Using Citronella Oil as an Insect Repellent Using Citronella Oil as an Insect Repellent

Citronella oil is a natural insect repellant, especially for mosquitoes. Tests have shown it to be less effective than the standard chemical used in repellants, DEET. However, those same tests indicate that it is an effective deterrent against insects.

There are a number of ways to introduce citronella into your environment. Below are several methods and recipes using citronella oil to repel insects.

Spray Repellant

Make a spray-on repellant by combining citronella essential oil with a liquid base. Witch hazel, olive oil, vodka, or rubbing alcohol are all possible bases to use. Some will dry skin, others will moisturize. Experiment to find which suits you best.

In a spray bottle, combine 2 oz. of base with 60 or 120 drops of citronella essential oil. 60 drops will make a 5 percent solution, and 120 drops will make a 10 percent solution.
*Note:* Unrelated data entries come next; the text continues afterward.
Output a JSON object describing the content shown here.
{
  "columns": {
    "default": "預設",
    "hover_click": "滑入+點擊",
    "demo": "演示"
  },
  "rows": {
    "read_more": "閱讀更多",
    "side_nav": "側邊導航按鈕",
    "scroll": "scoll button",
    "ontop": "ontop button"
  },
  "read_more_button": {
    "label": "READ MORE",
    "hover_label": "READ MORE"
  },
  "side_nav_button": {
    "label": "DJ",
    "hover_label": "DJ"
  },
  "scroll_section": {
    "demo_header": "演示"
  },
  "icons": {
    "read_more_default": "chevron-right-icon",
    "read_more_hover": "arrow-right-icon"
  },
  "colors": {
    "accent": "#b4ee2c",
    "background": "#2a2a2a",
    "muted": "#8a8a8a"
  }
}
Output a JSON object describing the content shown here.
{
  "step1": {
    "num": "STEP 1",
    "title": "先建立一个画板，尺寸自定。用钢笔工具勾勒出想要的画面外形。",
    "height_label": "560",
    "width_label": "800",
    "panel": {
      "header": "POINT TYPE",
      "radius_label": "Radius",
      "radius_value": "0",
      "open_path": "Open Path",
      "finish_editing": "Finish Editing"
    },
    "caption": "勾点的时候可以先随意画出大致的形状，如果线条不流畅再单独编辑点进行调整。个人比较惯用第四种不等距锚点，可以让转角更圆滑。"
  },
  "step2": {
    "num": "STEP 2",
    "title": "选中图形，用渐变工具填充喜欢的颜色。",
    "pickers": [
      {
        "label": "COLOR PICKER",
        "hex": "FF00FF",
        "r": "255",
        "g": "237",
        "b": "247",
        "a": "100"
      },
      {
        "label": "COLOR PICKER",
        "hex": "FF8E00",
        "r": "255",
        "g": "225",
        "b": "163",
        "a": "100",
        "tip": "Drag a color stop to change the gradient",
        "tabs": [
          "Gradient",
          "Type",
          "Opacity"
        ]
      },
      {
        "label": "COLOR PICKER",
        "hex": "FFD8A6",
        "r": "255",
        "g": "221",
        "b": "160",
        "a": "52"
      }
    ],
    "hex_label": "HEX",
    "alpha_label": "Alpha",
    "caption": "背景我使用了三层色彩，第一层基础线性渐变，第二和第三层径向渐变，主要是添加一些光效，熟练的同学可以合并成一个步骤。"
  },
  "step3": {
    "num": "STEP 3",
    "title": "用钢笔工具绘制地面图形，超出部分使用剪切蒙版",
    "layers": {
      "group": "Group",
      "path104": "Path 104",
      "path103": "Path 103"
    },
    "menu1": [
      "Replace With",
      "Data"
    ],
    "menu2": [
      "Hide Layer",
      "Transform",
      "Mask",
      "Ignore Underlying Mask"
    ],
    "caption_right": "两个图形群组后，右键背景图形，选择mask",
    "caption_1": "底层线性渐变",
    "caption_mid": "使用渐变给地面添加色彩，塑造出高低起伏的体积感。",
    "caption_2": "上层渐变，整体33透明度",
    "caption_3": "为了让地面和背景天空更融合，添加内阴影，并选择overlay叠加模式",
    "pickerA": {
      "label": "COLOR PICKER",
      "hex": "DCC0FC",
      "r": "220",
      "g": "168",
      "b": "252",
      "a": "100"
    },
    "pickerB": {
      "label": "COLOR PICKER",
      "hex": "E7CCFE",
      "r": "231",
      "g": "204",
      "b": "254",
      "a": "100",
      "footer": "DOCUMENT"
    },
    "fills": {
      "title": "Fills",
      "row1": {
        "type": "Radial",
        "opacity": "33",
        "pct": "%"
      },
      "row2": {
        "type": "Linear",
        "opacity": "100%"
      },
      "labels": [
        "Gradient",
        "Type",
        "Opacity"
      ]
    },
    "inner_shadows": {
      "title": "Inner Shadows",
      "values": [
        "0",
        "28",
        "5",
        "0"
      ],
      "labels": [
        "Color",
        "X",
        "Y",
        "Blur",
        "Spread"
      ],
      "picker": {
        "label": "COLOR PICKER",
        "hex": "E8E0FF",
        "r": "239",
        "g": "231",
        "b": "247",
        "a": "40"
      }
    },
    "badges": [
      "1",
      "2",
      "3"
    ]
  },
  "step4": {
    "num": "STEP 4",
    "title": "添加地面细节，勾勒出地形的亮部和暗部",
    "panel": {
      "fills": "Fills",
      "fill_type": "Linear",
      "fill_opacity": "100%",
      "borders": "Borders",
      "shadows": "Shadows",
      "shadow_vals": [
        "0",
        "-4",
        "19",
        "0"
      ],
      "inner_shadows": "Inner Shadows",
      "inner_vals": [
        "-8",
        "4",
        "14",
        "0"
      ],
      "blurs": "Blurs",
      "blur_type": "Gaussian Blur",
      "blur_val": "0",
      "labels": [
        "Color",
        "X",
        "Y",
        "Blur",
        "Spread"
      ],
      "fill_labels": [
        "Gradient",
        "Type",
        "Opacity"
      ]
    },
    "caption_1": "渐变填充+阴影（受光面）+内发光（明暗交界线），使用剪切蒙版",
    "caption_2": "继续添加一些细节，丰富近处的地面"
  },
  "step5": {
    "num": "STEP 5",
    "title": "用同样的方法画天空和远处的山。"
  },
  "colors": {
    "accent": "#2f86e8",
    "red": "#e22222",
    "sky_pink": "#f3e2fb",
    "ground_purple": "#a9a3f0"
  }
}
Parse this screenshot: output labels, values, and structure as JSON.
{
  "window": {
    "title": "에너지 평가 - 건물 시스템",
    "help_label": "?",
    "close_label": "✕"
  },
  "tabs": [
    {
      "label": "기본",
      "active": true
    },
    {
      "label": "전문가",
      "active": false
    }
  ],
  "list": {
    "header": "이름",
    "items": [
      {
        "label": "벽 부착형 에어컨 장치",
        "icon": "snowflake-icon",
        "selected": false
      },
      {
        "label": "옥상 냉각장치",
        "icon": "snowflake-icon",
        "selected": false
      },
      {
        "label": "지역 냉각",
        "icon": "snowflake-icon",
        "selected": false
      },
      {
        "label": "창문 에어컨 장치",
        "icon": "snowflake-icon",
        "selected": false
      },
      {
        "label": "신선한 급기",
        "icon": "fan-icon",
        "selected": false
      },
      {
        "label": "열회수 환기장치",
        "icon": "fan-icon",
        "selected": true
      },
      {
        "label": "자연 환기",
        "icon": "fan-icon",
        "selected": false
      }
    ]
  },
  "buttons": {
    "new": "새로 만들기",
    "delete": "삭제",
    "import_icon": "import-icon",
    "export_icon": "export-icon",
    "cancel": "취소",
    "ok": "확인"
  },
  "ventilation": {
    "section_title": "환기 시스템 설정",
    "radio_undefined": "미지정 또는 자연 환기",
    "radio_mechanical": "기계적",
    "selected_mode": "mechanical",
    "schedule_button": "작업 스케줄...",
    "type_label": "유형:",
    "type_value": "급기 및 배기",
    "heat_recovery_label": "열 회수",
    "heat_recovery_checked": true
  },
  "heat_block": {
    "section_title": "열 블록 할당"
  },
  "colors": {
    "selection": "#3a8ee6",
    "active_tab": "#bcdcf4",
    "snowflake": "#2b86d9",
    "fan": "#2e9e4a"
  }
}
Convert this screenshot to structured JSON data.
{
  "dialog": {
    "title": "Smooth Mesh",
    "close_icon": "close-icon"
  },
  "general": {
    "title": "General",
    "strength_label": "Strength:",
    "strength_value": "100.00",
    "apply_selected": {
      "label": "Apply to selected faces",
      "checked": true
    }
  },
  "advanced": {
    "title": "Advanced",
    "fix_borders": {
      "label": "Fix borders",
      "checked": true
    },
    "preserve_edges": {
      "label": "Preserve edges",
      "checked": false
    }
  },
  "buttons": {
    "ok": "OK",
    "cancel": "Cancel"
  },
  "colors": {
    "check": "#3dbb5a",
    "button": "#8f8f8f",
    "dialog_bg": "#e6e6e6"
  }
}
Choosing which solution is better for you depends on how often you wish to apply the repellant and how sensitive your skin is to citronella oil.

Citronella Lotion

A lotion is basically an emulsion of water and oil. Place 2 oz. of water in a deep mixing bowl. Drizzle in 2 oz. of oil slowly, whisking with a wire whisk until the two are combined into a creamy white lotion. Stir in 120 drops of citronella oil. Place the lotion in a bottle and label.

When to Reapply

The disadvantage to natural repellants is that they do not stay effective as long. Many chemical insect repellants are good for hours. It is recommended that citronella repellants be reapplied every 30 to 60 minutes. Some purchasable repellants with citronella have been tested to repel insects for two hours, but even then the effectiveness decreased after 40 minutes.

Increasing Effectiveness

One way to increase the effectiveness of your homemade citronella spray or lotion is to add essential oils from another plant identified to repel insects. Some suggestions are basil, catnip, cedarwood, juniper, lemon, lemon eucalyptus, myrrh, pennyroyal, rose geranium, and rosemary. Not only will this allow you to increase the effectiveness of your spray or lotion, it will allow you to adjust the scent to be most pleasing to you.

Citronella Candles

An option for keeping mosquitoes out of your garden is to light citronella candles around the space. Alternatively, there is citronella infused oil for tiki torches if you want a party atmosphere, and there are incenses being made with citronella oil. The smell from the burning end of the candle, torch or incense will repel the insects to some degree, but none are as effective as direct application of the citronella to the skin. The closer you are to the candle, the safer you are.

However, tests have shown that having lit candles around decreases the number of insect bites by 23 percent, likely due to the additional heat source distracting the insects. It might be worth it to combine candles and a topical solution.

Warning About Citronella

There is some risk of allergic reactions to citronella. Whenever trying a new repellant, apply a small amount to a spot on your arm in advance. If there is no rash or reaction, then use your new repellant in good health. However, if there is a reaction, at least it is to a small portion of your arm only.

Citronella should not be used by pregnant women. It can increase the heart rate. All lotions and sprays should be kept away from the eyes and mucous membranes.